Annie Leibovitz: Portraits of Women Touring Exhibition Announced

An international touring exhibition of newly commissioned photographs by world- renowned photographer Annie Leibovitz focusing on portraits of women has been announced. Launching in London in January 2016, the exhibition will travel to 10 global cities in 12 months. Host cities will include Tokyo, San Francisco, Hong Kong, Singapore, Mexico City, Istanbul, Frankfurt, New York, and Zurich. 

The new work is a continuation of a project Leibovitz began over fifteen years ago, when she published a book of portraits made in collaboration with Susan Sontag. That book, Women, was accompanied by an exhibition that opened at the Corcoran Gallery of Art in Washington, D.C. Women is Leibovitz’s most enduringly popular series of photographs and she has long wanted to expand her exploration of the subject. The new portraits, in an exhibition also to be called Women, will reflect the changes in the roles of women today.
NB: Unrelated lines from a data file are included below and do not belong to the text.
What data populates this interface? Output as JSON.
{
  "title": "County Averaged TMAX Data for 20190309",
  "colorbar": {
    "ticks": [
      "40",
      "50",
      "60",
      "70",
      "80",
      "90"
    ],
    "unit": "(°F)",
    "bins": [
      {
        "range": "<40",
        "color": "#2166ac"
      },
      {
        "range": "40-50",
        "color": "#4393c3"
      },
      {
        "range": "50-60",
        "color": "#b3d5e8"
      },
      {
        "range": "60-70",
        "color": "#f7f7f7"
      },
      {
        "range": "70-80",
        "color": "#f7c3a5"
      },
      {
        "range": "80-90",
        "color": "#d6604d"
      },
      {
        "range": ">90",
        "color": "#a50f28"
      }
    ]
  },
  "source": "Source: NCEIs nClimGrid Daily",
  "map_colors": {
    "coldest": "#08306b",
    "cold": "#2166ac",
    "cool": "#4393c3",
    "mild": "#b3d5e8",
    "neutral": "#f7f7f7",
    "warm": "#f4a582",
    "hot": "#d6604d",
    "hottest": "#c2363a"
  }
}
Annie Leibovitz (b. 1949) has been making witty, powerful images documenting popular culture since the early 1970s, when her work began appearing in Rolling Stone. She became the magazine’s chief photographer in 1973, and ten years later began working for Vanity Fair and then Vogue. Her large and distinguished body of work encompasses some of the most well-known portraits of our time. Exhibitions of Leibovitz’s work have been shown at museums and galleries around the world including the National Portrait Gallery in Washington, D.C.; the International Center of Photography in New York; the Brooklyn Museum; the Stedelijk Museum in Amsterdam; the National Portrait Gallery in London; and the State Hermitage Museum in St. Petersburg, Russia. Her work is held in museum collections from the Metropolitan Museum of Art, New York; and the Smithsonian American Art Museum, Washington D.C. to the National Portrait Gallery in London. She has published several collections of photographs and is the recipient of many honors. In 2006 she was made a Commandeur in the Ordre des Arts et des Lettres by the French government. In 2009, she received the International Center of Photography’s Lifetime Achievement Award, the first Creative Excellence Award from the American Society of Magazine Editors, and the Centenary Medal of the Royal Photographic Society in London. In 2012, she was the recipient of the Los Angeles Museum of Contemporary Art Award to Distinguished Women in the Arts and the Wexner Prize. In 2013 she received the Prince of Asturias Award for Communication and Humanities. She has been designated a Living Legend by the Library of Congress.

The exhibition is sponsored by UBS. Access will be free to the public.